Govindarajan and Trimble, (2010) characterized the internal interactions between functional operations groups and those responsible for innovation as hostile. Both groups seek the same goal within the framework of the organization but tend to have different perspectives on how those goals should be achieved. Just as living organisms constantly interact with their environment, organization theorists suggest organizations be viewed as organisms as a method to remove bureaucratic barriers and improve the flexibility, efficiency and effectiveness of management (Morgan, 2006). This perception further fosters the view of organizations as open systems.
It can be further inferred that open systems have reciprocations as well as a mutual reliance between the environment and functional groups. Susniene and Sargunas (2009) explained the open organization’s environment as not only comprised of relationships with customers but with all stakeholders including collaborating with competitors. It’s apparent that these external environmental factors represent an opportunity for firms, startups as well as mature companies within their business ecosystem. Iansiti and Levien (2004) outlined the business ecosystem as the network of suppliers, vendors, competitors, customers, producers of complimentary products, financiers, and any organization that can impact or be impacted by the development of the core product or service. Microsoft and Walmart boast a network of processes, products, tools, and technologies that members of the entire ecosystem can leverage, competitors included.

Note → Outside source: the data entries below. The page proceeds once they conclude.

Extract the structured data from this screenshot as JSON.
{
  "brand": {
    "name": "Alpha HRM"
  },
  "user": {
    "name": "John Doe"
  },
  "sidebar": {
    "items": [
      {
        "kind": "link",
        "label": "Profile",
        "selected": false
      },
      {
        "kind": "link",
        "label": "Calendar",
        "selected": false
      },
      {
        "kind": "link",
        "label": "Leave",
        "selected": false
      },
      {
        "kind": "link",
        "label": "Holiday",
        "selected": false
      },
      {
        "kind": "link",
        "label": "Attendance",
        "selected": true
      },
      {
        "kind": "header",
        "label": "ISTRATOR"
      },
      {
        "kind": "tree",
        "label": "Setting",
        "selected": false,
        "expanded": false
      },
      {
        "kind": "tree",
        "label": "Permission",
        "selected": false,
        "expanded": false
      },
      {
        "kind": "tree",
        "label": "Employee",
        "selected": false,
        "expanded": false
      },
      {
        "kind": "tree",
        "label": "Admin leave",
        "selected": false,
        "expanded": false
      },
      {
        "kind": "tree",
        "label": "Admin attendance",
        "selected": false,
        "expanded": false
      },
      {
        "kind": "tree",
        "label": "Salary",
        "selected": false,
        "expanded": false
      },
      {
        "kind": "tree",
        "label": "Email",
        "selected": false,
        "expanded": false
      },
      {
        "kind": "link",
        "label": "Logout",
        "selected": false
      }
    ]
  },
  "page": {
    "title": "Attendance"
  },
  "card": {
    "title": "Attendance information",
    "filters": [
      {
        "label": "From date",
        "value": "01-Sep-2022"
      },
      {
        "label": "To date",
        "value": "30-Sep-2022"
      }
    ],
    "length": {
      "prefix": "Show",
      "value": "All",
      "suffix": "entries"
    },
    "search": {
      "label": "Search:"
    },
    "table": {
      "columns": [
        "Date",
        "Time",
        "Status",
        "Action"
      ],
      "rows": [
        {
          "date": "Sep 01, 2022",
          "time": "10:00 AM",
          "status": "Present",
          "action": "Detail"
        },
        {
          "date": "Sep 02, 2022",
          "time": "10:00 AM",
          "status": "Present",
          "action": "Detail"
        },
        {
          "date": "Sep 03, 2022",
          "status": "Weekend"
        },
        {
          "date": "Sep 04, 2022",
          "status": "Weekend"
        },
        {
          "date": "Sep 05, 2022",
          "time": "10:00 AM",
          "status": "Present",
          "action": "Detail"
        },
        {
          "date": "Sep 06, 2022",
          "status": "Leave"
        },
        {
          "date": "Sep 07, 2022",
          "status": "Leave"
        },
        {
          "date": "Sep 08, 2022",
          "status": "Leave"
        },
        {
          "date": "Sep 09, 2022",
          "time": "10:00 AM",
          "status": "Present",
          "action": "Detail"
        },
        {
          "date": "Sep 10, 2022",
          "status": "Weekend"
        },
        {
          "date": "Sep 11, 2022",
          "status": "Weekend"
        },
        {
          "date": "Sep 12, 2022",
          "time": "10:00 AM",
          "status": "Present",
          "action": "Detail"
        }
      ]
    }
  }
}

Clearly one of the main advantages of viewing a business organization through an open lens, is its ability to respond to external and internal stimulus rapidly. Further, the open representation allows leaders to see organizations as living systems that have needs that must be satisfied in order to survive. Morgan (2006) supports the concept of an organization as an open system of interdependent processes or functional areas that require the allocation of resources efficiently to sustain its well-being. Although this concept has a distinct advantage compared to the mechanistic representation, ironically this is also a limitation. The assumption that functional areas will harmoniously share resources and operate together is a misnomer and presents a weakness in the open representation.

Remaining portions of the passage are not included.